Kidal sous contrôle du FLA : une nouvelle architecture du pouvoir au nord du Mali
Depuis la prise de contrôle de Kidal par le Front de libération de l’Azawad (FLA), la figure d’Alghabass Ag Intalla s’impose comme l’un des principaux architectes de la nouvelle configuration politique et sécuritaire du nord malien. Entre stratégie d’ancrage local et gestion d’alliances complexes, le chef rebelle tente de transformer un succès militaire en pouvoir durable.
Dans cette zone redevenue hautement stratégique, les équilibres restent instables. Les anciennes structures étatiques y sont marginalisées, laissant place à une gouvernance de fait construite sur des réseaux locaux, des accords informels et des rapports de force entre groupes armés. Le FLA s’appuie sur une coalition hétérogène mêlant combattants indépendantistes, relais communautaires et acteurs issus de précédentes rébellions touareg.

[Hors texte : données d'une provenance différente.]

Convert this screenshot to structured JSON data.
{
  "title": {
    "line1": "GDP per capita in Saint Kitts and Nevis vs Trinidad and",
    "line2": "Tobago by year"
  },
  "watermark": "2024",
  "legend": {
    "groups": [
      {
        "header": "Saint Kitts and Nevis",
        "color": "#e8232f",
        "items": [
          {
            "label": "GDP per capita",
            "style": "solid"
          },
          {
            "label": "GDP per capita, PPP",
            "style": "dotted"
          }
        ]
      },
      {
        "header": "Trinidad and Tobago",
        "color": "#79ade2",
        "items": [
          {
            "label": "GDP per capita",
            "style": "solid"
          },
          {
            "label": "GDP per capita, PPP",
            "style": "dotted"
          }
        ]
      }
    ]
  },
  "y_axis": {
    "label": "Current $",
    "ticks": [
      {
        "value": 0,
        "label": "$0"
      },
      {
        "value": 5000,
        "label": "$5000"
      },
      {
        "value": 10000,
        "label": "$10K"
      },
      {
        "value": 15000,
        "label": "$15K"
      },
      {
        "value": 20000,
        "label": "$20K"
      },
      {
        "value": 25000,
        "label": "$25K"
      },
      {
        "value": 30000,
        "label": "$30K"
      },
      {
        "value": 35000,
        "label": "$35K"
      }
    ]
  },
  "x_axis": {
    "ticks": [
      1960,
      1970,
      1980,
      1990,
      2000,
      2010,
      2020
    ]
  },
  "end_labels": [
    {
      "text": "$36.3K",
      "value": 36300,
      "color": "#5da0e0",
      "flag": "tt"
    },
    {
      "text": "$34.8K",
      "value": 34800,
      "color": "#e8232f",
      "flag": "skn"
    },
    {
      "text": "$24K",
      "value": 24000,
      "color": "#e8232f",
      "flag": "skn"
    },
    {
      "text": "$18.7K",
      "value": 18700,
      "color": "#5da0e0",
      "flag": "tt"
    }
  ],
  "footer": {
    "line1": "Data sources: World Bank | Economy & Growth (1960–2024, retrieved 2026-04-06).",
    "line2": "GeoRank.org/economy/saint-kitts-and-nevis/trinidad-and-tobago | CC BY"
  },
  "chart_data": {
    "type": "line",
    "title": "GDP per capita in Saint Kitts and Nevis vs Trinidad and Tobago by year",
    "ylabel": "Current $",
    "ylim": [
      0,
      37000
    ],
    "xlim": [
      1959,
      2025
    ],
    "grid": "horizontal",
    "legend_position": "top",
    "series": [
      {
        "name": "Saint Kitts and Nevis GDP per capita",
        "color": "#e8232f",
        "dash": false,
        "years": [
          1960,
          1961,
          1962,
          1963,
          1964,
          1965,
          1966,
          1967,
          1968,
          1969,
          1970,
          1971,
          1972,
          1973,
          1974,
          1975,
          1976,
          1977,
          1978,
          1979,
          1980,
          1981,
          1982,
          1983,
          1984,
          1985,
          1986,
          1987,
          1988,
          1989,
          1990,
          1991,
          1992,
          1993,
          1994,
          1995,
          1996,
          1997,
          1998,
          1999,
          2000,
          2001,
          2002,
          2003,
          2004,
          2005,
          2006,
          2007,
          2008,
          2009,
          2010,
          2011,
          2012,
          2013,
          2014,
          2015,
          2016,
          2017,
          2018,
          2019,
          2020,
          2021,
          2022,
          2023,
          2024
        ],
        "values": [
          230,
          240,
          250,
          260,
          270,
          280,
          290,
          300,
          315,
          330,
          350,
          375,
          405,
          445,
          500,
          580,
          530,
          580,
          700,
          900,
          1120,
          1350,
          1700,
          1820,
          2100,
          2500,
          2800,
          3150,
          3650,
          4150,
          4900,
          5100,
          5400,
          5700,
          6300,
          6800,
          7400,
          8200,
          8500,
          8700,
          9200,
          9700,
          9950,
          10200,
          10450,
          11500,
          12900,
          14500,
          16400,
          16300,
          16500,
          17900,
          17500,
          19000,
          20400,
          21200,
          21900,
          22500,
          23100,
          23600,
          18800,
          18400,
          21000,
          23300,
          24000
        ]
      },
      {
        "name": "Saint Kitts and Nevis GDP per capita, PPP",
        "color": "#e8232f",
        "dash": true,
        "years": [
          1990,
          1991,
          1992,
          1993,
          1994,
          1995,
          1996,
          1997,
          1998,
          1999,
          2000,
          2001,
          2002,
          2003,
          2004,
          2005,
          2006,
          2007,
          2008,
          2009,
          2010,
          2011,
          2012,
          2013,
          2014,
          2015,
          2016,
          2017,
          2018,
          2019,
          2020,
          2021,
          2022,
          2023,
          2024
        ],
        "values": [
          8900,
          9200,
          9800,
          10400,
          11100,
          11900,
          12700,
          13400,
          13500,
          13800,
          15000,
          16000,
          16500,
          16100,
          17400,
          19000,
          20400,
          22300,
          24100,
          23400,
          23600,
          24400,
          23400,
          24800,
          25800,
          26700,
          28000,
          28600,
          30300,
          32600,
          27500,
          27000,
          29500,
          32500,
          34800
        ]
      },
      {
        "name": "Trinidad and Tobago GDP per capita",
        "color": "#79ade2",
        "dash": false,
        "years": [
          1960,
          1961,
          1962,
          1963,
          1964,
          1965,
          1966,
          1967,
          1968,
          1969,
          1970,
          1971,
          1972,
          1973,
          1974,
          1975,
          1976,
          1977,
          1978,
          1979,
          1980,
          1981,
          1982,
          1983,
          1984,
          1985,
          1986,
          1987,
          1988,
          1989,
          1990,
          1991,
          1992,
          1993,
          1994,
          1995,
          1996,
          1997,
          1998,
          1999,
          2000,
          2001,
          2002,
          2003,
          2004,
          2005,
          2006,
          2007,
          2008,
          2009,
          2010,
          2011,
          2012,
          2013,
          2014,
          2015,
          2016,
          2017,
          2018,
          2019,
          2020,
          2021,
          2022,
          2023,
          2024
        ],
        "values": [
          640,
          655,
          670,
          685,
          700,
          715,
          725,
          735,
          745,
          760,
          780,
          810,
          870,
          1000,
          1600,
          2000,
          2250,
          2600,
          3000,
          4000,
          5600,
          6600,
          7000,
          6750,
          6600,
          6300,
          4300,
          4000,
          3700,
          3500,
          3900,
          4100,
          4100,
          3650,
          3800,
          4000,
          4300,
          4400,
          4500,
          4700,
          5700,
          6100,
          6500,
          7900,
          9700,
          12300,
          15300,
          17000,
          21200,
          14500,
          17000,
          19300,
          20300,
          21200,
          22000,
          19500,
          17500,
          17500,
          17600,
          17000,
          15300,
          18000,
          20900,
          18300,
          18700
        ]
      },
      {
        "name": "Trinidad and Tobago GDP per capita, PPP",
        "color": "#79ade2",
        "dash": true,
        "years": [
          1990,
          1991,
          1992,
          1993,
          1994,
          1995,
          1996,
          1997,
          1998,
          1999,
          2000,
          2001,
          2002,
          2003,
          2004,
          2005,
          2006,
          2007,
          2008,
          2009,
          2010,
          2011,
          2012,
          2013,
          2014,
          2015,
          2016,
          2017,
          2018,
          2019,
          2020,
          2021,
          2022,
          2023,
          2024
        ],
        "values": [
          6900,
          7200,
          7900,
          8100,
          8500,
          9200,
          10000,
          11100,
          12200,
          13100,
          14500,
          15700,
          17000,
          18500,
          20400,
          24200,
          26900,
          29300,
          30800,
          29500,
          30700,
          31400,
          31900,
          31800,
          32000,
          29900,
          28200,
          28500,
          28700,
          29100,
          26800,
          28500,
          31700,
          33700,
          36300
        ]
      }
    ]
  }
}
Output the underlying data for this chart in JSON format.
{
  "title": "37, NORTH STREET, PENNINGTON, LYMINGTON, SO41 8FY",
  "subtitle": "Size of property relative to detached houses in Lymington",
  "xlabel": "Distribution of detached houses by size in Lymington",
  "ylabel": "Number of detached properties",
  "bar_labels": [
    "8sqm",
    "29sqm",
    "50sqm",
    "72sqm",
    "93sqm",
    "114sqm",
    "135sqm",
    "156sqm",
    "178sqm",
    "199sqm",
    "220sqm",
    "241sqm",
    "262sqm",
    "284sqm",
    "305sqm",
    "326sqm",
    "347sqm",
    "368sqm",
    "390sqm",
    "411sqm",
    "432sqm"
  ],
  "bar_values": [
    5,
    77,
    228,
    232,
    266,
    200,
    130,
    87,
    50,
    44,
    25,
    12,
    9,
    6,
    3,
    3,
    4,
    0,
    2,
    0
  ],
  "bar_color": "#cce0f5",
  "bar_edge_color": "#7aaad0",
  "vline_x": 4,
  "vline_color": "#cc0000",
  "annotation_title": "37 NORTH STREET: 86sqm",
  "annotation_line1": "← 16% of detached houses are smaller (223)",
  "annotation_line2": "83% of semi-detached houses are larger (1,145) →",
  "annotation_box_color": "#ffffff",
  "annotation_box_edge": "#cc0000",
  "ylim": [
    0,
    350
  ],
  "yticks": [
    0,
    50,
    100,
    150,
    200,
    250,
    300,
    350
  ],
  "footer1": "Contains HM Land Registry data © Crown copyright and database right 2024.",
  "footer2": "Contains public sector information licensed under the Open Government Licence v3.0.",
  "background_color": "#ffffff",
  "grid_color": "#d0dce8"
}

Alliances tactiques et influence du Jnim
Dans cette recomposition, les dynamiques d’alliance jouent un rôle central. Des convergences ponctuelles apparaissent avec le Jnim (Groupe de soutien à l’islam et aux musulmans), une organisation jihadiste active dans la région sahélienne. Sans reconnaissance officielle, ces interactions traduisent une réalité de terrain où les frontières idéologiques s’effacent au profit de considérations militaires et territoriales.
Cette situation renforce la position d’Alghabass Ag Intalla, qui cherche à stabiliser son influence tout en évitant une fragmentation interne de ses soutiens. L’enjeu principal reste la maîtrise du territoire de Kidal, devenue un centre névralgique du pouvoir local.
Un pouvoir fondé sur des réseaux hybrides
Autour du chef rebelle se structure un premier cercle composé d’anciens cadres militaires, de notables touareg et d’intermédiaires politiques locaux. Ce réseau joue un rôle déterminant dans la gestion quotidienne des rapports de force et dans la régulation des tensions communautaires.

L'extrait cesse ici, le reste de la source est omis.